Jet Airways had on Saturday said that it had been regular in payment obligations to lenders and statutory dues including provident fund obligations.
Mint had on 3 August reported that Jet Airways has approached investment banks again to help sell a stake in the carrier, citing two people with direct knowledge of the matter.
Raising additional funds is critical for the airline, owned 24% by Etihad Airways PJSC of Abu Dhabi, as it faces several challenges including a surge in fuel prices, weaker rupee and intensifying competition.
On Monday, the spokesperson for Jet Airways said the airline “has been evaluating various funding options to meet its liquidity requirements on priority". The spokesperson, however, said that “the recent news on stake sale by Jet as well as any move to monetize its investment in the frequent flier programme, Jet Privilege, is purely speculative".
The carrier had a total debt of ₹ 9,430 crore ($1.4 billion) as of 31 March 2018, according to data compiled by Bloomberg.
A senior State Bank of India official, who spoke on condition of anonymity, said on Monday that while Jet Airways’ is considered a standard account and not a special mention account (SMA1 or SMA2), it has been placed on the watch list. The official said SBI is closely monitoring Jet Airways’ repayment schedules.

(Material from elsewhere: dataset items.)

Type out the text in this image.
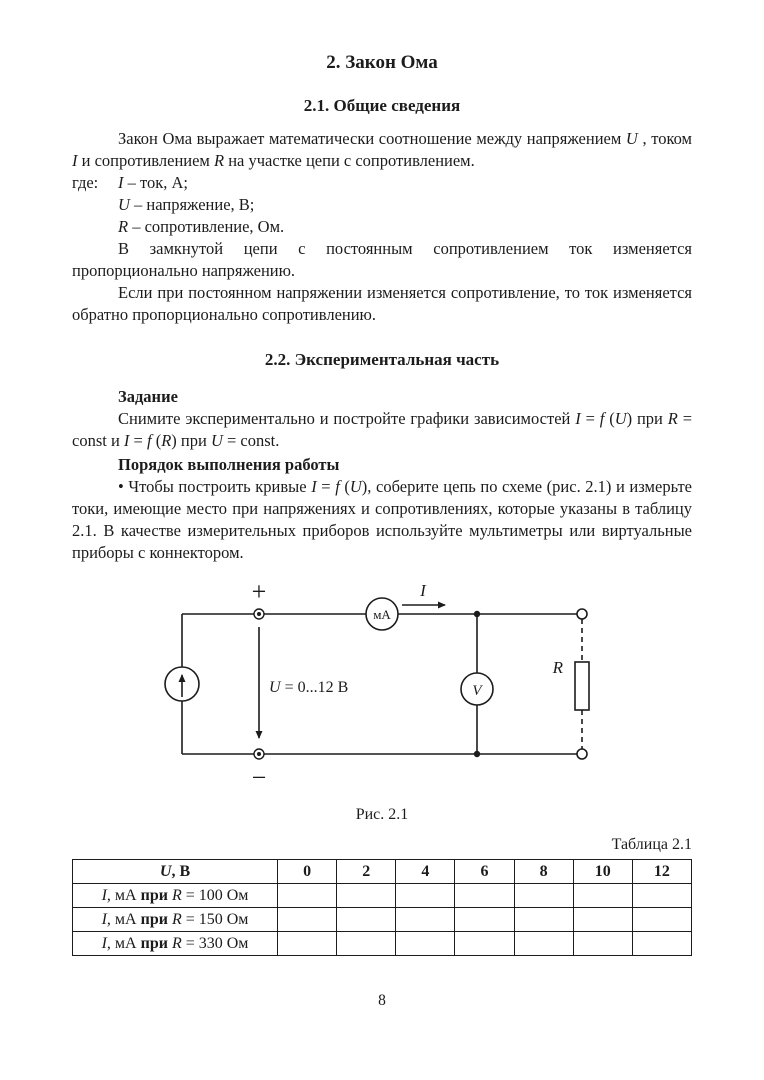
2. Закон Ома
2.1. Общие сведения

Закон Ома выражает математически соотношение между напряжением U , током I и сопротивлением R на участке цепи с сопротивлением.

где: I – ток, А;

U – напряжение, В;

R – сопротивление, Ом.

В замкнутой цепи с постоянным сопротивлением ток изменяется пропорционально напряжению.

Если при постоянном напряжении изменяется сопротивление, то ток изменяется обратно пропорционально сопротивлению.

2.2. Экспериментальная часть

Задание

Снимите экспериментально и постройте графики зависимостей I = f (U) при R = const и I = f (R) при U = const.

Порядок выполнения работы

• Чтобы построить кривые I = f (U), соберите цепь по схеме (рис. 2.1) и измерьте токи, имеющие место при напряжениях и сопротивлениях, которые указаны в таблицу 2.1. В качестве измерительных приборов используйте мультиметры или виртуальные приборы с коннектором.

мА
V
+
−
I
U = 0...12 В
R
Рис. 2.1

Таблица 2.1

U, В	0	2	4	6	8	10	12
I, мА при R = 100 Ом							
I, мА при R = 150 Ом							
I, мА при R = 330 Ом							
8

SBI, one of Jet Airways’ top lenders, has an exposure of less than ₹ 2,000 crore in the airline.
A large part of SBI’s exposure to Jet Airways is in the form of non-fund exposures through guarantees.
The Reserve Bank of India (RBI) classifies loans with overdues of 31-60 days as SMA1 and the ones with repayment overdues between 61-90 days as SMA2. Both SMA1 and SMA2 fall under the standard category of loans. It is only after a loan is overdue beyond 90 days that it is termed non-performing and substandard.
The banker added that the company had also not been classified as an SMA0 account. Under RBI’s classification, loan repayment overdues of up to 30 days are termed SMA0.
Spokespeople at ICICI Bank and Mashreq Bank didn’t immediately respond to emails seeking comments.
Jet Airways had on 10 August deferred announcing earnings for the quarter ended 30 June. It said the chairman of the audit committee informed the airline’s board at its meeting that day that the management needed further time to finalize the accounts.
Jet Airways has yet to announce a fresh date for the quarterly earnings. A spokesperson said the revised dates would be informed in due course.
Press Trust of India on 13 August said the Directorate General of Civil Aviation is set to conduct a financial audit of Jet Airways after the airline postponed its June quarter earnings.
Jet Airways shares have taken a beating in recent days. They declined nearly 14% in the last 30 days. On Monday, it rose 3.6% to ₹ 286.50, outpacing the benchmark Sensex’s 0.59% gain.